Notre B&B, est à trois minutes de là, calle zotti, pas difficile à trouver. Nous ne nous y attardons pas et filons immédiatement découvrir, à pied et de nuit, nos premiers ponts nos première ruelles qui doivent nous amener dans une trattoria isolée dans le quartier du Cannaregio, pas très loin du Ghetto. Pas de chance, c’est le jour de fermeture. Nous rebroussons chemin pour une autre adresse, voisine de notre B&B. Il s’agit de la trattoria "Alla Vedova" qui semble avoir une solide réputation. La réputation est sans doute établie mais la patronne à la limite du désagréable. Ce sera l’exception au cours de ce séjour. Il est tard (21 h 30 !) et on me fait comprendre que l’attente sera longue, trop sans doute pour prendre en compte notre demande. Nous nous retrouvons sur la Strada Nuova avec la plupart des boutiques fermées et une artère très calme. Pour les habitués de l’Espagne qui ne connaissent pas l’Italie et qui décideraient d’aller passer un séjour à Venise j’ai pour eux une énorme mise en garde : Il n’y a pas de décalage horaire entre l’Espagne et l’Italie, mais c’est pire ! Mentalisez vous, avant ! Donc, rien en vue pour se remplir un ventre désespérement vide depuis notre départ de Girona, et un quartier déjà déserté par ses habitants.
Nous remontons un peu cette Strada Nuova en direction du Rialto, pas vraiment voisin non plus, et avec le mince espoir de tomber sur un troquet encore ouvert.

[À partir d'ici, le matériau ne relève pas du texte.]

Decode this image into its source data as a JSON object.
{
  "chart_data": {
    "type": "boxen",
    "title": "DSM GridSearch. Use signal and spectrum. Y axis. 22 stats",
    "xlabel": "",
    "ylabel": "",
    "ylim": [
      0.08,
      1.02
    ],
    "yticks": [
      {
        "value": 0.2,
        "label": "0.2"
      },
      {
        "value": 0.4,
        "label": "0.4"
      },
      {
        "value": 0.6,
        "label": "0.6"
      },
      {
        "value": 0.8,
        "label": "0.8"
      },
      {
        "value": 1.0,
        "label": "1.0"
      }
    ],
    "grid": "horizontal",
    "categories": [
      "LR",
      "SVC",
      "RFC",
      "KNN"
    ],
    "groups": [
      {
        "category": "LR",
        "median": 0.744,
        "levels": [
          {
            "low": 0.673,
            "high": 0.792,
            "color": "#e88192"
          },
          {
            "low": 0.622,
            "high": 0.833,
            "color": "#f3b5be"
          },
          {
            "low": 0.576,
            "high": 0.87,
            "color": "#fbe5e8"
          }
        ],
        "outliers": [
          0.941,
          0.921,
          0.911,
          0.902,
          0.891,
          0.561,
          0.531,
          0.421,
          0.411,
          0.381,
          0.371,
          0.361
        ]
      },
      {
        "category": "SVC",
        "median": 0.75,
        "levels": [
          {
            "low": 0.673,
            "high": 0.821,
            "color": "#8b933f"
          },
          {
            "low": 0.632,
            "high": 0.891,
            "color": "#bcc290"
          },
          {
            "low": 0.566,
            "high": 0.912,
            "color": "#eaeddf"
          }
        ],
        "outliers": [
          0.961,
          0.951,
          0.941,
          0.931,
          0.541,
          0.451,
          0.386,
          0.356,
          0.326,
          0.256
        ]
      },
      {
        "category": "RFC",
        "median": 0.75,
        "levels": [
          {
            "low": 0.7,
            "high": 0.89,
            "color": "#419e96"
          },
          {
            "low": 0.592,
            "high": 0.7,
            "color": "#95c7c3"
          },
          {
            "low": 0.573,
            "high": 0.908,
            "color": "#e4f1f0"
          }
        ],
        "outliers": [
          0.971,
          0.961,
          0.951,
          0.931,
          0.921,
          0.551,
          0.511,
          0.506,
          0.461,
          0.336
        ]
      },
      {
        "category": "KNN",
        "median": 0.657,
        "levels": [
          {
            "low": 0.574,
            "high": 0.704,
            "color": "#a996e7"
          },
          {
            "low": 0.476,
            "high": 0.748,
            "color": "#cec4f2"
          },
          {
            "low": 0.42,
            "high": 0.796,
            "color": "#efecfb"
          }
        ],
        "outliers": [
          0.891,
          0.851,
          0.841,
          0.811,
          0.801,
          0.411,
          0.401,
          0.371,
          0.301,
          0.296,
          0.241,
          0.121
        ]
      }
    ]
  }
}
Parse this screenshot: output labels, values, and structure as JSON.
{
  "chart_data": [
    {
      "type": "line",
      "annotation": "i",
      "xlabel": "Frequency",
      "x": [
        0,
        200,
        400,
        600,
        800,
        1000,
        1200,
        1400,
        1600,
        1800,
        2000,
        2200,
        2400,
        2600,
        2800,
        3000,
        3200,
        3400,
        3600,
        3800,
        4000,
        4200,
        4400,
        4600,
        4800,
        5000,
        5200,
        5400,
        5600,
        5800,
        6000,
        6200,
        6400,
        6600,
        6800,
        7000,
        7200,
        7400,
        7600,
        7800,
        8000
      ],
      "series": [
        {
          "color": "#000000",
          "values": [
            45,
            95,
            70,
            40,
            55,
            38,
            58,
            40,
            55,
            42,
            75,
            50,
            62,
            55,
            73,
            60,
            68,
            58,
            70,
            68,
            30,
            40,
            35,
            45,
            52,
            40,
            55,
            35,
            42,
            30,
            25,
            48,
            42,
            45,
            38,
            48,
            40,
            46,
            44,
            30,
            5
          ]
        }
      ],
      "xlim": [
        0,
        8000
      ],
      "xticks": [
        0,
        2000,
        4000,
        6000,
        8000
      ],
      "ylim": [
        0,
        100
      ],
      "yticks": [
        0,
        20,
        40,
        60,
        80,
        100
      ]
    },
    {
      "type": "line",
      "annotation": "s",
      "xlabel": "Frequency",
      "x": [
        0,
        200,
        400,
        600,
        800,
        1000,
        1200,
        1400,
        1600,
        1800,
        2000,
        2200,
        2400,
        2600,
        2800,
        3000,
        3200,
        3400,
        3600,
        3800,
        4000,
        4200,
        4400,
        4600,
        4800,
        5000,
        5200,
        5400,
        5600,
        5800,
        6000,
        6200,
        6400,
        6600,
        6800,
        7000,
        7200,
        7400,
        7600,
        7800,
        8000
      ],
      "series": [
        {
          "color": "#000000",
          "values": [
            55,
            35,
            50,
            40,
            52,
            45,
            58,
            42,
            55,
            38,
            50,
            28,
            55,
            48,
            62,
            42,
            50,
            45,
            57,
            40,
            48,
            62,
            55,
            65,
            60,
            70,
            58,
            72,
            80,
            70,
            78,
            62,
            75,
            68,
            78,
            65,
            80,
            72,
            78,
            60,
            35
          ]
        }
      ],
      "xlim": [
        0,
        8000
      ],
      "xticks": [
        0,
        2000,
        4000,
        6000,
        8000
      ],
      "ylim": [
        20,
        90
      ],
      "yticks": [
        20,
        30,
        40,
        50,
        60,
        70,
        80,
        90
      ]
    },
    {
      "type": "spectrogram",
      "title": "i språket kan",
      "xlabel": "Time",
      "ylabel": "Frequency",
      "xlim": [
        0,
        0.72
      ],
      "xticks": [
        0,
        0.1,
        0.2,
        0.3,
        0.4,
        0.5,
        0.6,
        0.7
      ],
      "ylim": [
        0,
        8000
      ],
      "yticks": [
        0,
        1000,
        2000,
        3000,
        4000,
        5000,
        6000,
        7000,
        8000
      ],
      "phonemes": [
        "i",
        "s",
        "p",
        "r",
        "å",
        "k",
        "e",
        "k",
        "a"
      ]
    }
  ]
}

Et le miracle se produisit, la trattoria Da Gianni. Bon d’accord, le plan était improbable, sans doute un attrape touristes avec ses tables encore dehors dans cette rue déserte. Je n’ose même pas vérifier si la carte est également écrite en Anglais, ou en Allemand. Je rentre, trop faim, tant pis. Je pousse la porte pour découvrir une ambiance chaleureuse et des tables occupées essentiellement par des Italiens dont quelques habitués. Nous avons mangé trois fois chez Gianni, le premier soir un inoubliable risotto aux queues de gambas gentiment décortiquées, accompagné d’un tocai très fruité, et le dernier jour des moeche, et un tiramisu aussi. Elle ne nous avait été indiquée par personne la trattoria Da Gianni mais vous pouvez y aller. Je les ai même vu accepter des clients après dix heures, une aubaine. Nous y sommes retourné le dernier jour, juste avant de prendre l’avion. Et nous avons pris congé en saluant le personnel, réuni autour d’une table, décortiquant les araignées de mer pour le dîner du soir.
Da Gianni - Cannaregio
Strada Nova Nr. 4377
Tel : 041.523.72.68
03 décembre 2007
Trattoria Altanella (Venise)
Cette table là m’avait également été conseillée par un habitué de Venise : la trattoria Altanella sur l’île de la Giudecca. Le lieu est pittoresque en diable comme disent les chroniqueurs gastronomiques, dans une ruelle improbable, étroite, débouchant directement sur les quais. Nous y passons d’ailleurs devant sans nous arrêter avant de revenir sur nos pas. Il est midi, et la famille des restaurateurs occupe une grande table dans l’entrée, un repas de famille. Le service n’a pas encore commencé. Très gentiment on nous fait patienter dans la salle encore déserte car dehors il fait gris et froid. Le déjeuné sera semblable à d’autres ici, simple et sans chichi mais avec des produits frais et de qualité. Je replonge pour des spaghetti alla vongole et des petites sèches grillées, délicieuses. D’une manière générale je ne suis pas fan de polenta, pas du tout même, mais celle là était excellente. Manuela a pris une soupe de légume maison et des pâtes également si j’ai bon souvenir. Une demie bouteille d’eau, un demi litre de Tocai pour une adition de 70 euros. Le lieu ne date pas d’aujourd’hui puisqu’il est tenu par la même famille depuis 1902.